Kevin Drum at *Mother Jones* recently highlighted a new paper by Kimmo Eriksson (Mälardalen University and Stockholm University) published in *Judgment and Decision Making* titled "The Nonsense Math Effect" (7/6, November 2012). Here's the abstract:

Mathematics is a fundamental tool of research. Although potentially applicable in every discipline, the amount of training in mathematics that students typically receive varies greatly between different disciplines. In those disciplines where most researchers do not master mathematics, the use of mathematics may be held in too much awe. To demonstrate this I conducted an online experiment with 200 participants, all of which had experience of reading research reports and a postgraduate degree (in any subject). Participants were presented with the abstracts from two published papers (one in evolutionary anthropology and one in sociology). Based on these abstracts, participants were asked to judge the quality of the research. Either one or the other of the two abstracts was manipulated through the inclusion of an extra sentence taken from a completely unrelated paper and presenting an equation that made no sense in the context. The abstract that included the meaningless mathematics tended to be judged of higher quality. However, this "nonsense math effect" was not found among participants with degrees in mathematics, science, technology or medicine.

It's a short paper and well worth the quick read (or read Drum's post, which summarizes it well). Eriksson reports that humanities/social science readers tended to be enchanted by the irrelevant equations, with 60-65% rating the adulterated abstract higher, but economists are not broken out of that very broadly defined group (which only includes 84 people as it is). Given some (most?) economists' predilection for mathyness, though, I would not be surprised at some degree of unconscious bias for research that promises greater mathematical sophistication (though I assume any such bias would melt away once the paper was read).

But I think many other economists, especially heterodox economists who are more skeptical about the benefits of mathematical modeling, might go the other way.

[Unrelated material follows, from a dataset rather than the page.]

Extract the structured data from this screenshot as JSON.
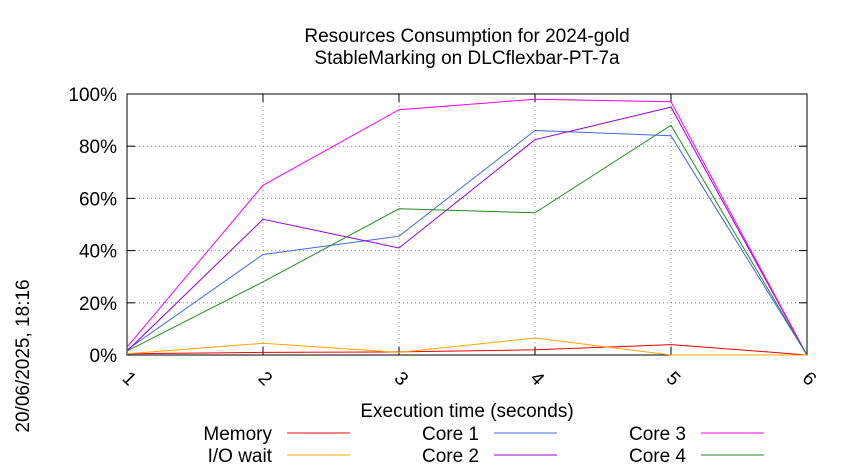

I know that when I read an interesting abstract and then skim the paper, my eyes glaze over when I hit math--not because it doesn't add anything to support the author's thesis but because I'm afraid it will leave out many things in the interest of abstraction and simplicity, such the very nonquantitative aspects of the model that I found fascinating in the first place! Some things must be left out of a model, of course, but these factors should be omitted because they are relatively unimportant, not because they're don't fit into the modeling framework.

As Eriksson writes in his introduction to the paper,

In areas like sociology or evolutionary anthropology I found mathematics often to be used in ways that from my viewpoint were illegitimate, such as to make a point that would better be made with only simple logic, or to uncritically take properties of a mathematical model to be properties of the real world, or to include mathematics to make a paper look more impressive.

He very well could have included economics in there as well--I'm curious if his exclusion of it was intentional or random. Gee, I'll bet we could model that...

The problem with most economics is that there is too little math and too much rhetoric built into the defined terms.

Here is a striking example.

Social Choice: The economic theorems use terms like "dictatorship", or "irrelevance of independent alternatives".

Math Version: Using Ultrafilters to prove Arrow's theorem: monotonic functions.

You can have a serious discussion about whether a non-monotonic choice function might be a good tool to use, but it is harder to have that discussions when the rhetoric is about dictators and irrelevant alternatives.

Posted by: FranInfoNews | January 12, 2013 at 10:57 AM

I see what you're saying, but I think the discussion has to start with dictators and irrelevant alternatives since those terms are relevant to the topic being studied. If non-monotonic choice functions are judged to be an adequate way to model terms like that, then fine, but my fear is that more precision than actually exists in real-world social choice will be implied by the mathematical version, which will leave out details present in actual individual and political choice.